No filme, Maren e Lee matam um homem. Um homem que, mais tarde, descobrem ter esposa e filhos. A culpa consome Maren. Ela pergunta, num misto de angústia e incredulidade: “Por que fizemos isso?” E Lee, tentando contornar a dor, responde de forma ríspida: “Como você ousa tornar isso mais difícil?” Mas ele não está zangado com ela — ele está zangado com a realidade, com a impossibilidade de viver aquilo sem sofrimento. Porque, no fim, matar para sobreviver não os liberta. Os destrói por dentro. E perceber que você sendo você é algo destrutivo, dói..
A mãe de Lee, que se recusou a ser uma devoradora, enlouqueceu. Ela preferiu a morte emocional. Negou sua natureza até que sua mente se partisse. E aí surge uma pergunta brutal: quando você não pode ser quem é, o que acontece com sua alma? Será que, ao negar sua essência, você enlouquece?
Maren, ao encontrar a mãe, é devastada. Não encontra acolhimento, mas mais uma recusa. A mãe que ela idealizou — aquela que a entenderia, que a guiaria, que a ensinaria a viver com aquilo — simplesmente não quis saber dela. Ela não negou apenas a filha. Negou a si mesma. E isso destrói Maren. Porque até então ela acreditava que, ao lado da mãe, tudo seria mais fácil. Que juntas, encontrariam uma forma de ser. Mas nem isso o mundo lhe concedeu.
Lee, tentando contê-la, explode: “Você está livre agora, e isso te assusta. Você passou a vida inteira sozinha, escondida, e agora que tem alguém, você não sabe o que fazer com isso.” Ele a confronta, não por frieza, mas porque reconhece nela o mesmo desespero que o habita: o medo de que até o amor seja apenas uma trégua antes da próxima dor. Porque, às vezes, finalmente ter liberdade é tão assustador quanto nunca tê-la tido.
Lee: o trauma do abandono
Lee representa um retrato ainda mais trágico: um jovem cuja vida foi marcada pelo abandono, abuso e violência. Ele come — sim, literalmente — aquilo que o mundo rejeita, como uma forma brutal de lidar com a dor. Mas ele também se recusa a ser domesticado, a viver conforme as regras de uma sociedade que já o condenou antes mesmo de conhecê-lo. Sua rebeldia é sua forma de sobreviver. Mas isso o corrói, pouco a pouco.

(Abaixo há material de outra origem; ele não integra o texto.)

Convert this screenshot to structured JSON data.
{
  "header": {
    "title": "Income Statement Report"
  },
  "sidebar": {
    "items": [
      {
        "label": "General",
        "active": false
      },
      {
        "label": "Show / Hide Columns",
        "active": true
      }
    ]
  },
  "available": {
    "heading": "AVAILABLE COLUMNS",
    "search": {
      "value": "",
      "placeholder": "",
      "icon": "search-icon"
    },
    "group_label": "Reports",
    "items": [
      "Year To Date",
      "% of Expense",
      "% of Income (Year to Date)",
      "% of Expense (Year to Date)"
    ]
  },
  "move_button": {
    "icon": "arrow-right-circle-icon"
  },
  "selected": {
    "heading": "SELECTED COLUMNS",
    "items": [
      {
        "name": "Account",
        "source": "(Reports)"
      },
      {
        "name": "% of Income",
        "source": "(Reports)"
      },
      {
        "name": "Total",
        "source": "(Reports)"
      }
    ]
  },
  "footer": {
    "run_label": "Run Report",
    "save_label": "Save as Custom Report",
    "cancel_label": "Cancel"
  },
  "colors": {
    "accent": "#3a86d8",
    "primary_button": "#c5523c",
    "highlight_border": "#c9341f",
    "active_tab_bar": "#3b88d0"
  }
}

A relação entre Maren e Lee cresce de forma delicada, como se fossem dois corpos feridos tentando se tocar sem causar ainda mais dor. O amor entre eles é uma tentativa de cura, mas também um lembrete de que, às vezes, o amor não é suficiente para apagar quem somos ou o que precisamos fazer para sobreviver.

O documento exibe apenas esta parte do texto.